The case arose from an April 2019 written warning Chief of Police Nick Boulter issued Trombly for deficiencies occurring during the midnight shift, for which Trombly was the supervisor. (Trombly filed a grievance about the written warning, which was also heard by an arbitration panel in May.)

During a meeting with union representatives, who were also fellow police officers, about the discipline, Trombly said he had “recorded” a conversation he had with the administration, including one in which Boulter had disparaged officers in the department.

Concerned about a subordinate secretly recording conversations with the chief, the union representatives brought the matter to Boulter’s attention.

Boulter began looking into the matter and interviewed Trombly, who denied making any recordings of the administration, including the chief.

During the inquiry, Trombly gave conflicting written answers from the verbal interview he had given Boulter.

Further, police officers testified that they had conversations with Trombly, who admitted having recordings of Boulter making disparaging comments about other officers.

In addition, Trombly said he had taken notes of conversations with Boulter, which Boulter during the inquiry requested to be copied on a thumb drive. The metadata from the information turned over to Boulter, according to the arbitration decision, had been altered and was not the original document. When Boulter requested the original, Trombly insisted he had already turned it over.

In September 2019, Boulter recommended Trombly’s termination, citing “criticism and malicious gossip,” insubordination, lack of respect and truthfulness.

“It is imperative that officers are truthful and honest in their dealings with supervisors,” Boulter wrote in his investigation. “There is no position for an officer in this Department who is untruthful and dishonest.”

The Simsbury Police Commission voted to fire Trombly in November 2019.

The arbitration panel, in a 25-page decision, upheld the termination, stating, “[i]t is clear that [Trombly] was not truthful in his conversations with Chief Boulter.”

“[W]e think that the grievant’s dishonesty was substantial,” the majority wrote. “It occurred over a number of months and included multiple conversations with Chief Boulter. It was not an isolated episode of dishonesty. Moreover he concocted a false storyline which no witness corroborated…we find that the evidence presented supports the grievant’s dishonesty and that the Town has produced a preponderance of the evidence that it had just cause to terminate the grievant.”
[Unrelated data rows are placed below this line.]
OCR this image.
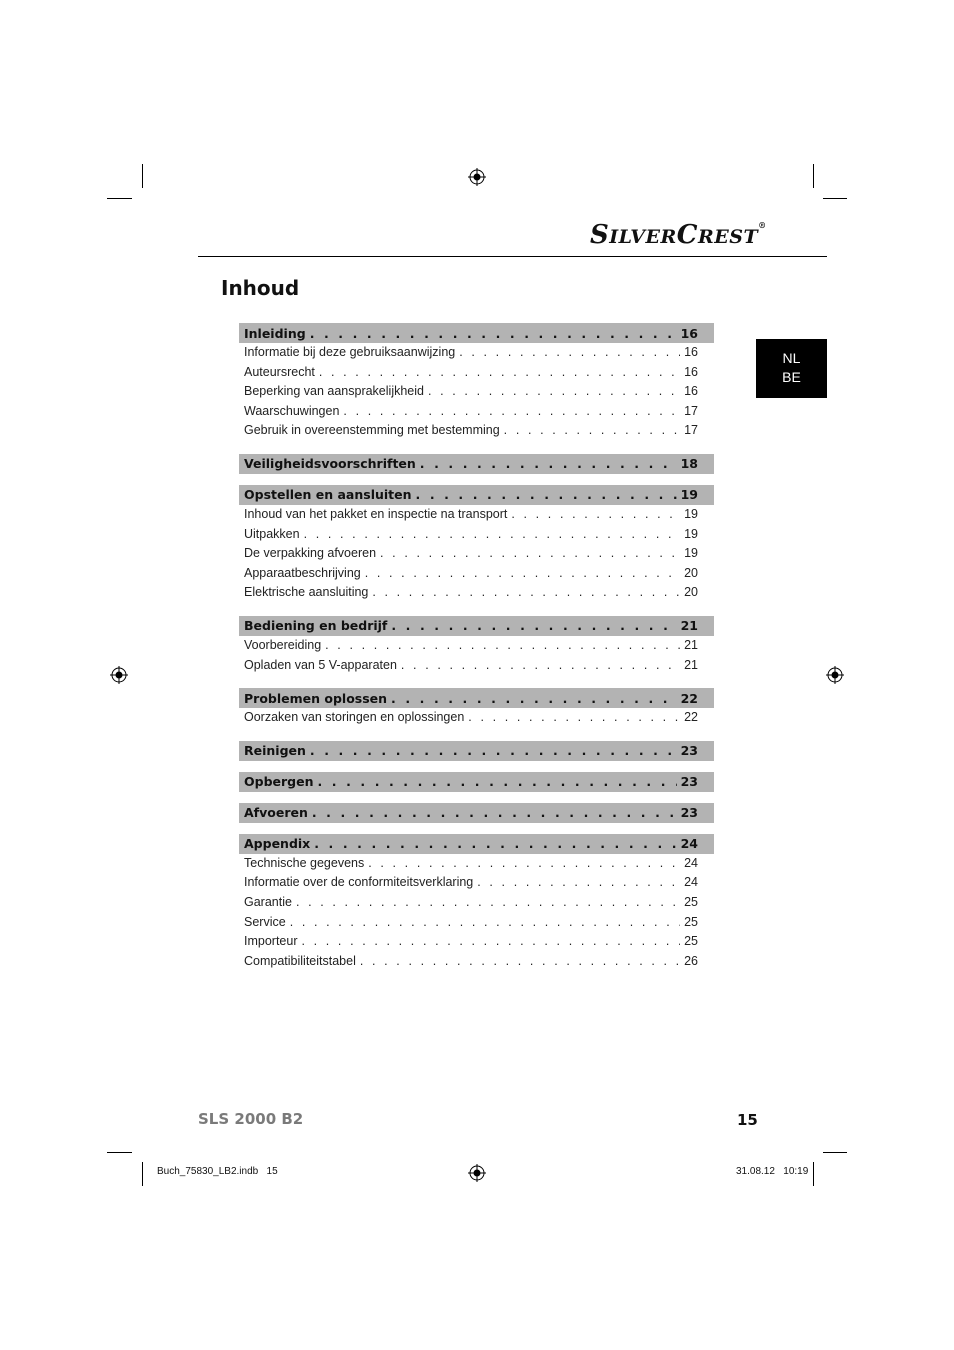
SILVERCREST®
Inhoud
NL
BE
Inleiding . . .	16
Informatie bij deze gebruiksaanwijzing . . .	16
Auteursrecht . . .	16
Beperking van aansprakelijkheid . . .	16
Waarschuwingen . . .	17
Gebruik in overeenstemming met bestemming . . .	17
Veiligheidsvoorschriften . . .	18
Opstellen en aansluiten . . .	19
Inhoud van het pakket en inspectie na transport . . .	19
Uitpakken . . .	19
De verpakking afvoeren . . .	19
Apparaatbeschrijving . . .	20
Elektrische aansluiting . . .	20
Bediening en bedrijf . . .	21
Voorbereiding . . .	21
Opladen van 5 V-apparaten . . .	21
Problemen oplossen . . .	22
Oorzaken van storingen en oplossingen . . .	22
Reinigen . . .	23
Opbergen . . .	23
Afvoeren . . .	23
Appendix . . .	24
Technische gegevens . . .	24
Informatie over de conformiteitsverklaring . . .	24
Garantie . . .	25
Service . . .	25
Importeur . . .	25
Compatibiliteitstabel . . .	26
SLS 2000 B2	15
Buch_75830_LB2.indb   15	31.08.12   10:19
Ment, for his part, said Boulter’s investigation into Trombly’s conduct was inappropriate because Boulter was also a witness.

“I argued the linchpin of whether there was just cause to terminate him is did he get a fair investigation?” Meant said. “Only from fair can you get just cause. … If nothing else, the chief should not have conducted the investigation because the conflict of interest required the chief to be a witness in the investigation. But I was unsuccessful. Now the guy with an unblemished 11-year police career is tossed out.”

Ment said Trombly was disappointed with the decision, but said it was unlikely there would be an appeal to Superior Court, as it’s notoriously difficult to have an arbitrator’s decision overturned.

Furthermore, the people who approached the chief about recordings were Trombly’s own union representatives.

Still, Ment did not hold back on what he thought of the decision.

“I think it was a joke,” he said. “This experience has taught me there is no such thing as justice in this system. … Every turn when something could have went wrong [for Trombly, it went wrong for him.

“I’ve seen plenty of people who deserve to be terminated never get terminated. Then this guy, by the chief’s admission is a stellar police officer, he gets canned because the chief can’t stand the idea of someone questioning him and has the audacity to file a grievance.”